Había una vez… una niña con una capa roja a quien el lobo feroz quiso devorar.
Pero ¿quién era realmente ese lobo malvado?
Prácticamente todos hemos escuchado el famoso cuento de Caperucita Roja, la historia de una niña que, por encargo de su madre, debía visitar a su abuela y llevarle una cesta con provisiones. Para ello, debía atravesar un bosque. Sin embargo, un lobo malvado —que en algunas versiones aparece primero en el camino— llega antes a casa de la abuela, la devora, se disfraza con su ropa y espera a la niña para devorarla también, después de un breve pero significativo diálogo. En algunas versiones, la niña es devorada sin más; en otras, es rescatada por un cazador; y en otras, logra salvarse por sí misma.
La versión más conocida es la de los hermanos Grimm, publicada en 1812, adaptada al público infantil, donde se introduce la figura del cazador que rescata a la niña y a su abuela. Pero existe una versión anterior, escrita por Charles Perrault en 1697 en su libro Cuentos de mamá gansa, en la que el final no es tan feliz: tanto la abuela como la niña mueren devoradas. Estas versiones escritas provienen, a su vez, de una rica tradición oral. Algunas variantes italianas son especialmente oscuras, y la niña —que no siempre lleva capa roja— llega incluso a comer, sin saberlo, carne y sangre de su propia abuela.
Ahora bien, ¿qué podemos decir de ese lobo que miente, engaña maliciosamente a Caperucita y termina devorándola junto a su abuela? Es evidente que el cuento, especialmente en sus versiones más modernas, relata un arquetipo del viaje del héroe —o mejor dicho, de la heroína— que parte desde una etapa de inocencia para embarcarse en una misión o encargo. En el trayecto, enfrentará un gran peligro y, tras superarlo, se transformará en alguien nuevo: más fuerte, más sabio, más consciente. El lobo, en este esquema, representa el monstruo, obstáculo o sombra que debe ser enfrentado.
Si observamos los elementos simbólicos del cuento, notamos que el viaje de Caperucita hacia la casa de la abuela es en realidad un viaje interior. Adentrarse en el bosque equivale a penetrar el laberinto, la cueva, el inframundo, el inconsciente: un territorio desconocido, para el cual no tenemos aún herramientas conscientes. Sin embargo, es precisamente el camino el que proveerá esas herramientas. Esta niña inocente, que está entrando en la pubertad —simbolizada por su capa roja, metáfora de la menarquía— debe atravesar un sendero desconocido para encontrarse con la abuela, símbolo de la sabiduría y la experiencia. En el camino, deberá enfrentar una bestia salvaje que representa una amenaza real.
Algunos interpretan a esa bestia como un enemigo externo.

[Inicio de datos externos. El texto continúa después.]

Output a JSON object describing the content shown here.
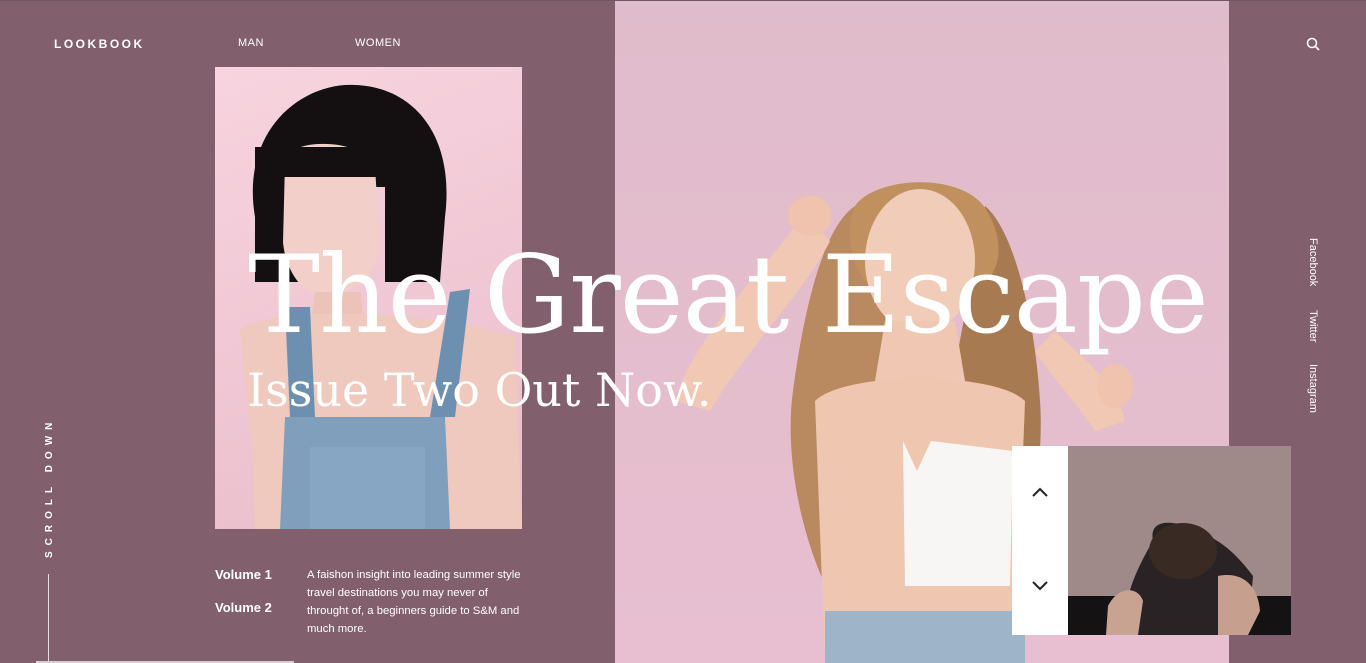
{
  "brand": "LOOKBOOK",
  "nav": {
    "man": "MAN",
    "women": "WOMEN"
  },
  "hero": {
    "title": "The Great Escape",
    "subtitle": "Issue Two Out Now."
  },
  "social": [
    "Facebook",
    "Twitter",
    "Instagram"
  ],
  "scroll_label": "SCROLL DOWN",
  "volumes": [
    "Volume 1",
    "Volume 2"
  ],
  "description": "A faishon insight into leading summer style travel destinations you may never of throught of, a beginners guide to S&M and much more.",
  "icons": {
    "search": "search-icon",
    "up": "chevron-up-icon",
    "down": "chevron-down-icon"
  },
  "colors": {
    "background": "#825f6d",
    "accent": "#ffffff"
  }
}
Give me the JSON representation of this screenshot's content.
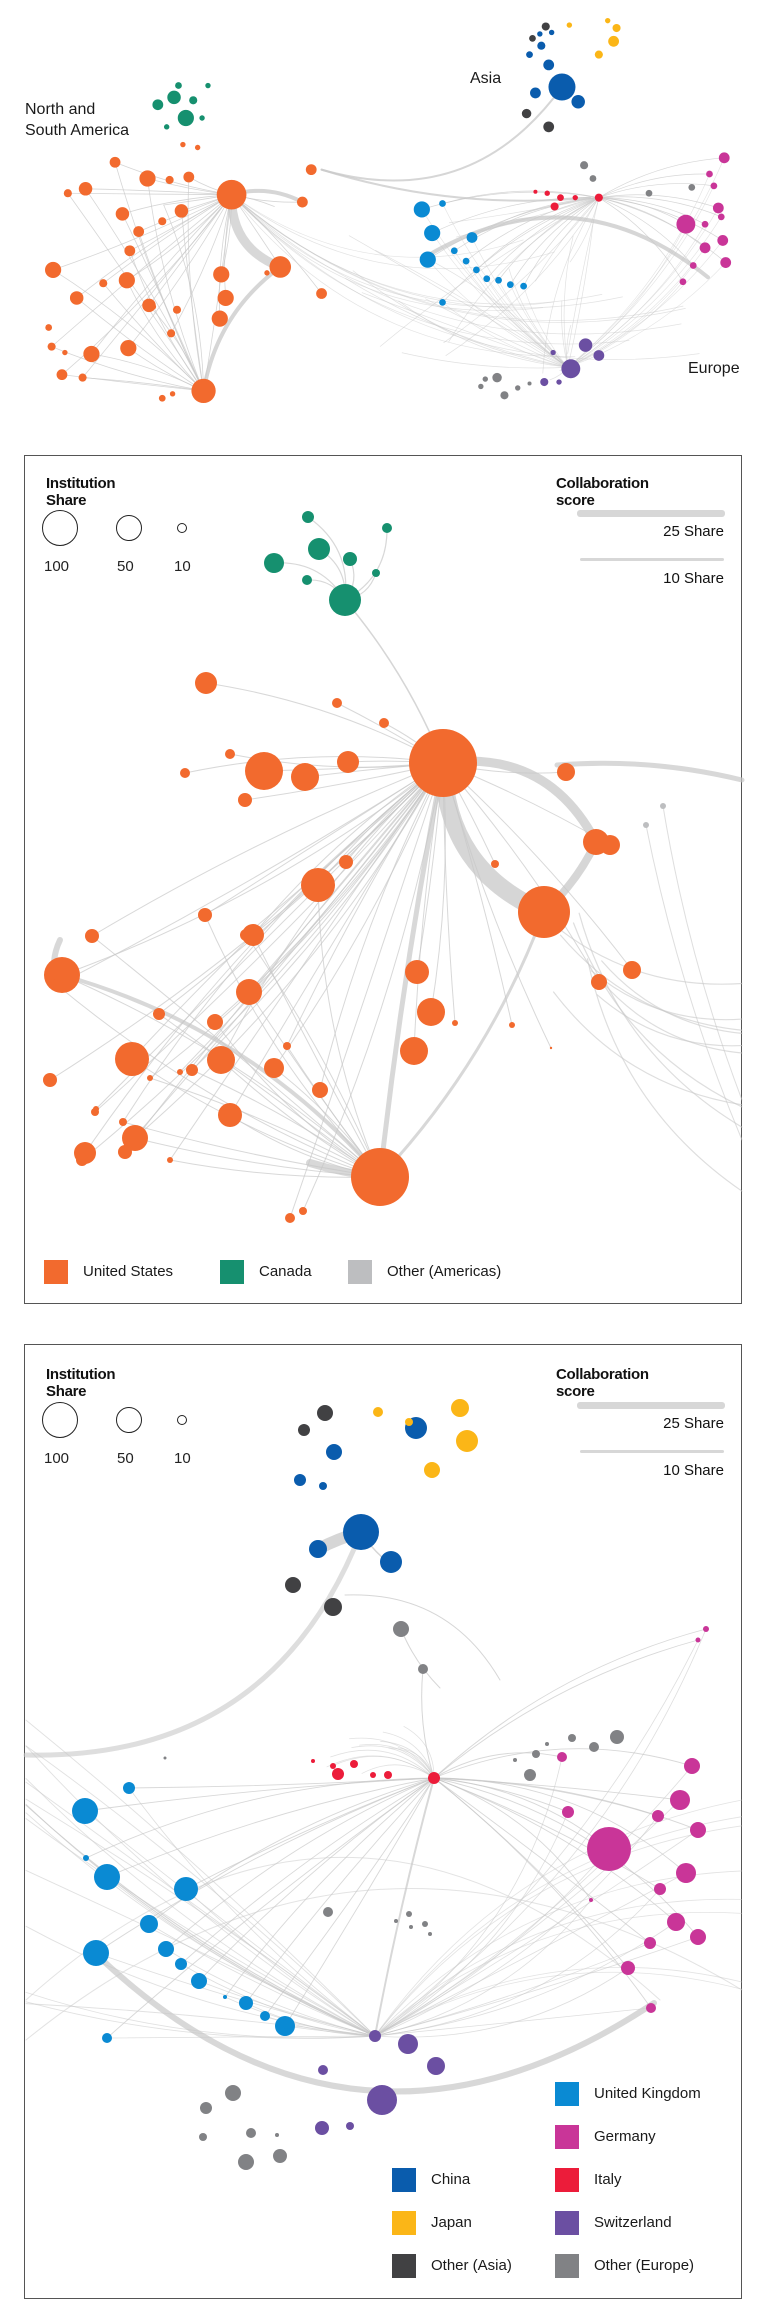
{
  "overview": {
    "labels": {
      "americas_line1": "North and",
      "americas_line2": "South America",
      "asia": "Asia",
      "europe": "Europe"
    }
  },
  "legend_common": {
    "size_title": "Institution Share",
    "size_values": [
      "100",
      "50",
      "10"
    ],
    "collab_title": "Collaboration score",
    "collab_values": [
      "25 Share",
      "10 Share"
    ]
  },
  "panel_americas": {
    "categories": [
      {
        "name": "United States",
        "color": "#f26a2e"
      },
      {
        "name": "Canada",
        "color": "#16906f"
      },
      {
        "name": "Other (Americas)",
        "color": "#bdbec0"
      }
    ]
  },
  "panel_europe_asia": {
    "categories_left": [
      {
        "name": "China",
        "color": "#0a5cad"
      },
      {
        "name": "Japan",
        "color": "#fbb617"
      },
      {
        "name": "Other (Asia)",
        "color": "#414143"
      }
    ],
    "categories_right": [
      {
        "name": "United Kingdom",
        "color": "#0a8ad3"
      },
      {
        "name": "Germany",
        "color": "#c93598"
      },
      {
        "name": "Italy",
        "color": "#ec1c3a"
      },
      {
        "name": "Switzerland",
        "color": "#6b4fa2"
      },
      {
        "name": "Other (Europe)",
        "color": "#818285"
      }
    ]
  },
  "colors": {
    "us": "#f26a2e",
    "ca": "#16906f",
    "oa": "#bdbec0",
    "cn": "#0a5cad",
    "jp": "#fbb617",
    "oas": "#414143",
    "uk": "#0a8ad3",
    "de": "#c93598",
    "it": "#ec1c3a",
    "ch": "#6b4fa2",
    "oe": "#818285",
    "edge": "#c8c8c8"
  }
}
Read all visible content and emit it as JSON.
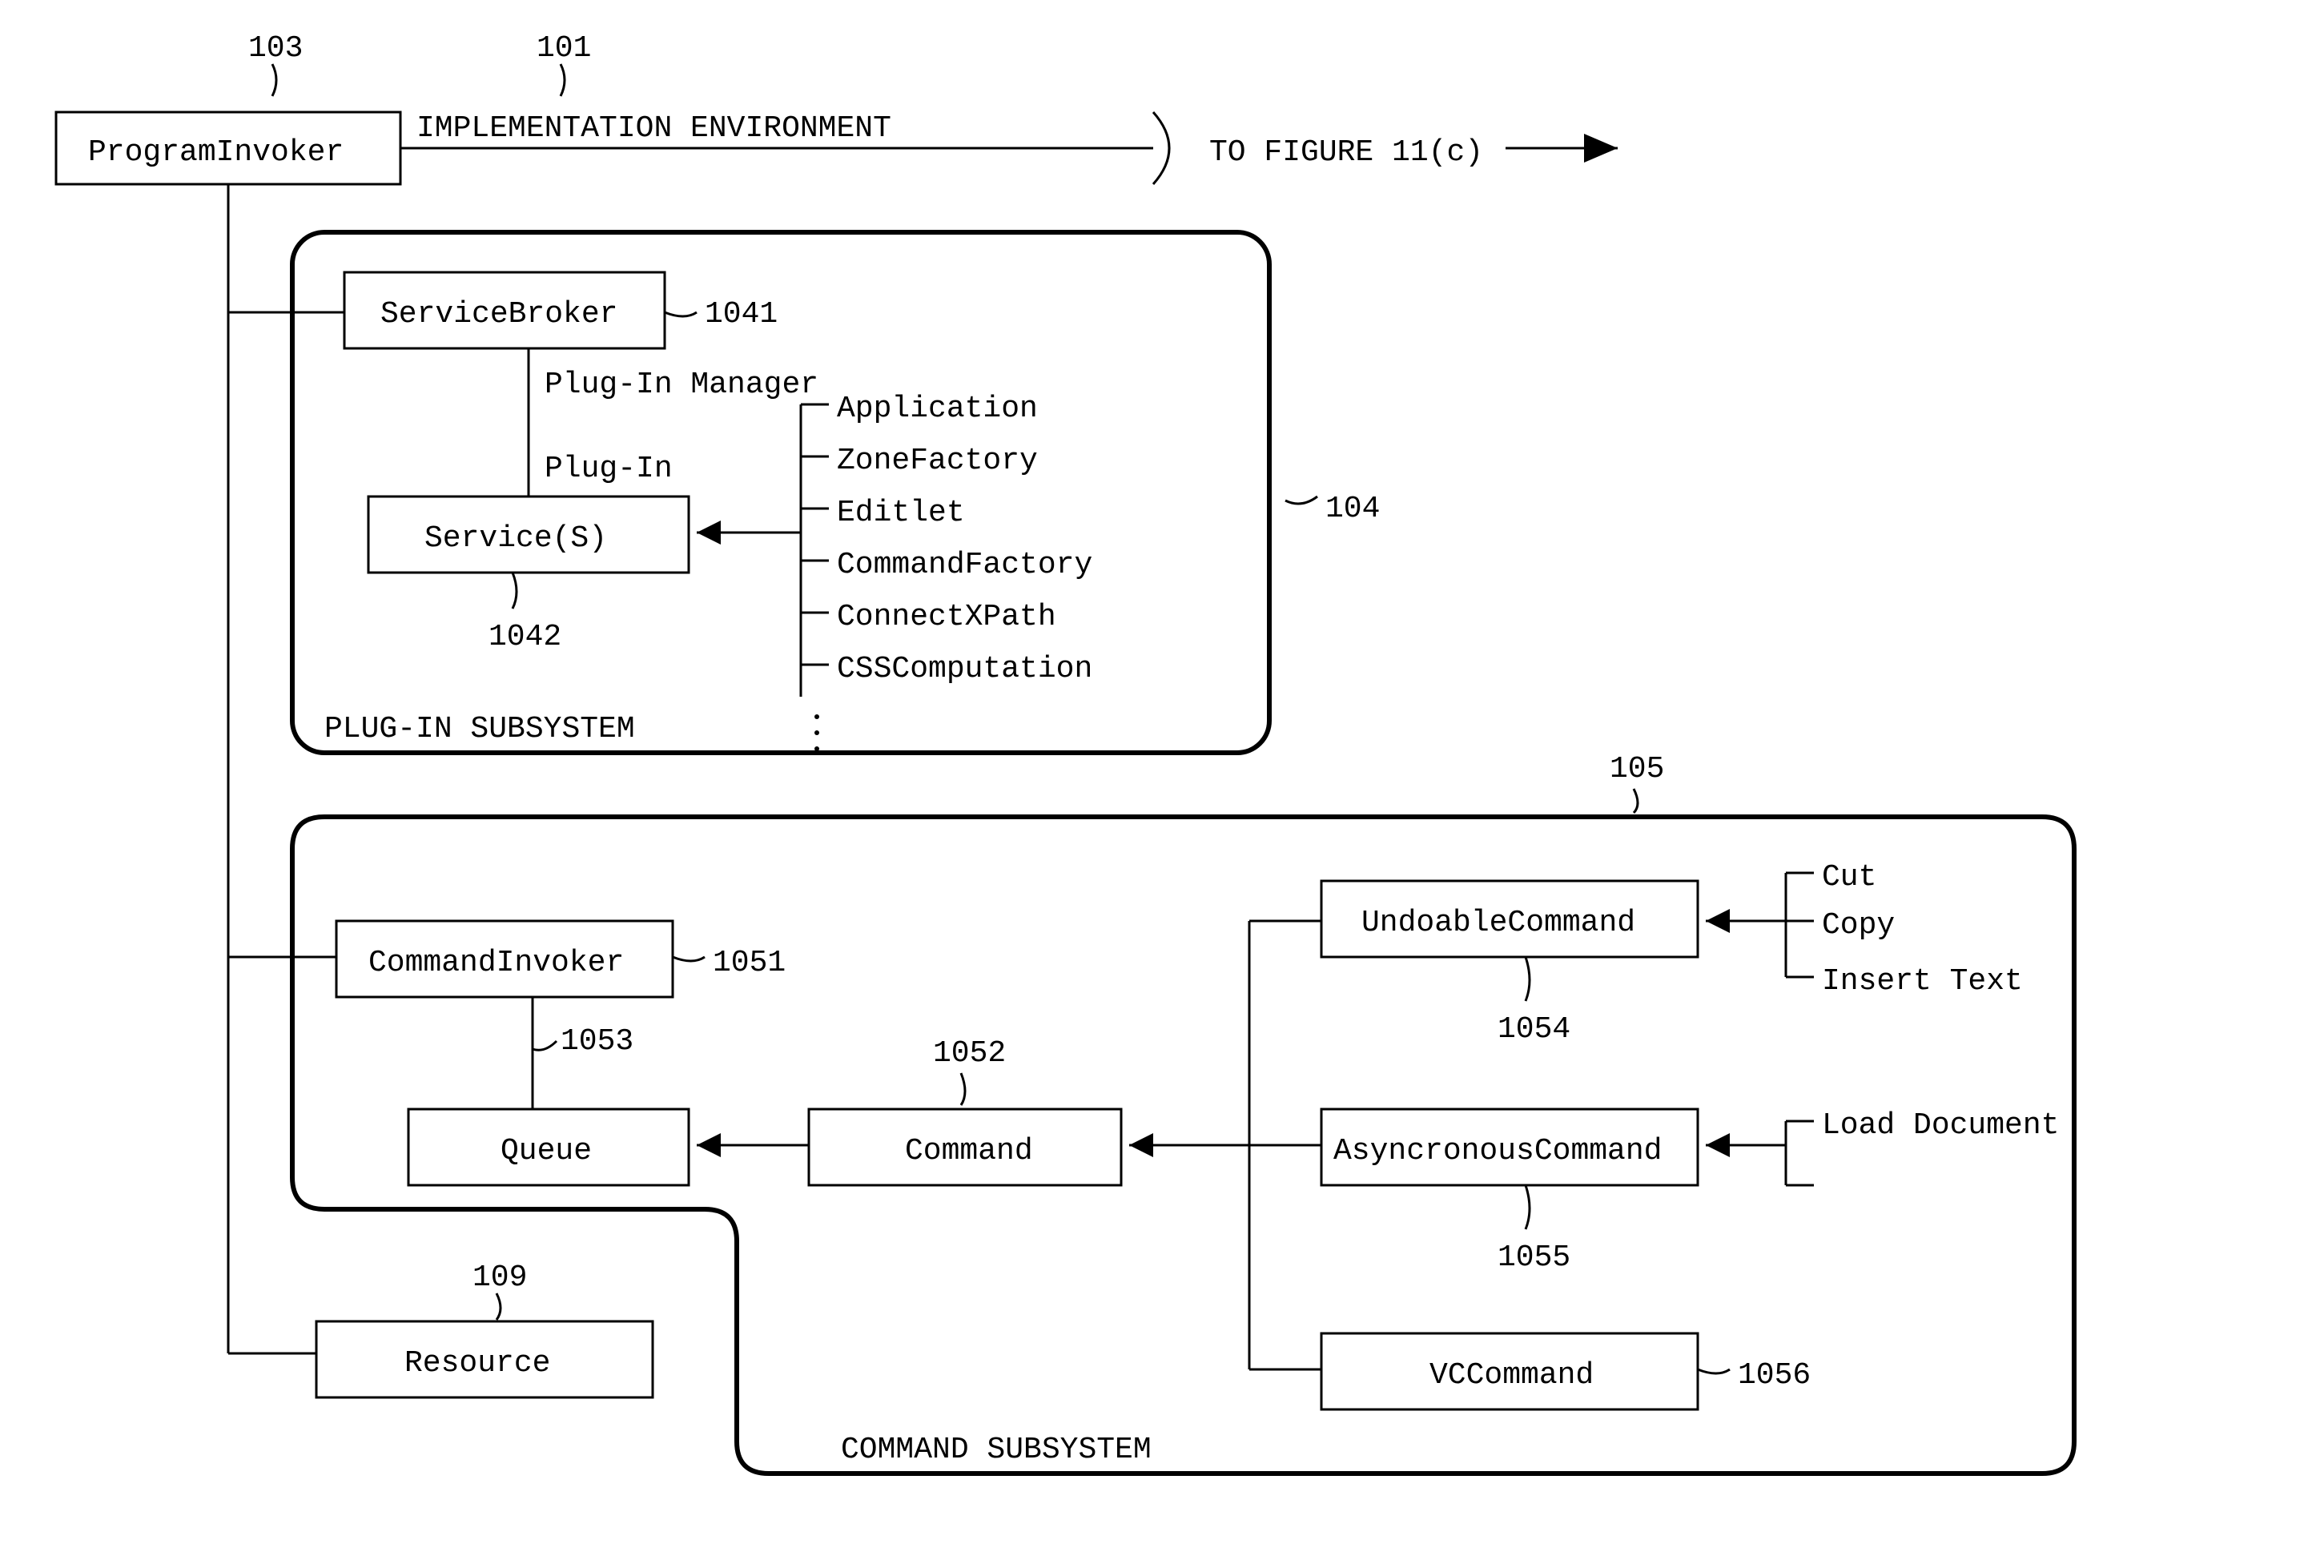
{
  "refs": {
    "r101": "101",
    "r103": "103",
    "r104": "104",
    "r105": "105",
    "r109": "109",
    "r1041": "1041",
    "r1042": "1042",
    "r1051": "1051",
    "r1052": "1052",
    "r1053": "1053",
    "r1054": "1054",
    "r1055": "1055",
    "r1056": "1056"
  },
  "labels": {
    "programInvoker": "ProgramInvoker",
    "implEnv": "IMPLEMENTATION ENVIRONMENT",
    "toFig": "TO FIGURE 11(c)",
    "serviceBroker": "ServiceBroker",
    "pluginManager": "Plug-In Manager",
    "plugin": "Plug-In",
    "service": "Service(S)",
    "application": "Application",
    "zoneFactory": "ZoneFactory",
    "editlet": "Editlet",
    "commandFactory": "CommandFactory",
    "connectXPath": "ConnectXPath",
    "cssComputation": "CSSComputation",
    "pluginSubsystem": "PLUG-IN SUBSYSTEM",
    "commandInvoker": "CommandInvoker",
    "queue": "Queue",
    "command": "Command",
    "undoableCommand": "UndoableCommand",
    "asyncCommand": "AsyncronousCommand",
    "vcCommand": "VCCommand",
    "cut": "Cut",
    "copy": "Copy",
    "insertText": "Insert Text",
    "loadDocument": "Load Document",
    "resource": "Resource",
    "commandSubsystem": "COMMAND SUBSYSTEM"
  }
}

Pero si entendemos este cuento como una metáfora del crecimiento interior, el lobo es un instinto primario, un impulso animal que debe ser reconocido y dominado. No se trata de matarlo, sino de convivir con él, pues forma parte de nuestra naturaleza más profunda. En la adolescencia, despiertan múltiples cambios radicales: una explosión hormonal invade el cuerpo, controla los pensamientos, impulsa conductas nuevas. La naturaleza impulsa al individuo a salir del nido para explorar el mundo, lo cual es esencial para la supervivencia de la especie.
Antes de partir, la madre de Caperucita le da instrucciones. En el hogar se entregan las primeras normas que guiarán al futuro adulto, pero en la adolescencia comienza una guerra interna entre los impulsos naturales —la necesidad de explorar, experimentar, arriesgar— y las normas sociales que buscan contener y moderar esos impulsos.
Así, el lobo feroz representa todos esos instintos que Caperucita debe aprender a dominar. Sin embargo, la seduce. Aunque el consejo materno fue no desviarse del camino, su lobo interno la convence de tomar la vía más rápida, lo más fácil. De ese modo, el lobo llega primero y devora a la abuela, es decir, a la experiencia. En plena explosión hormonal, el adolescente se deslumbra con lo nuevo y lo desconocido. Entonces, todos sus sentidos se agudizan: tiene los ojos grandes para ver mejor, las orejas grandes para oír mejor, etc.
Caperucita, incapaz de contener sus impulsos, es devorada. Sucumbe a esa naturaleza salvaje que ha evolucionado durante miles de años en los seres humanos, y que las normas sociales intentan —con razón— moderar. Para vivir en sociedad es necesario establecer cierto orden, domesticar ese caos potencial. Y aquí aparece el cazador, símbolo del orden social, de la ley, del principio de realidad.
De tal suerte que, para una niña inexperta que se enfrenta al umbral de la pubertad, ese lobo interno puede resultar irresistible, por lo que deja de ser Caperucita Roja para convertirse, tal vez, en Caperucita de Feroz.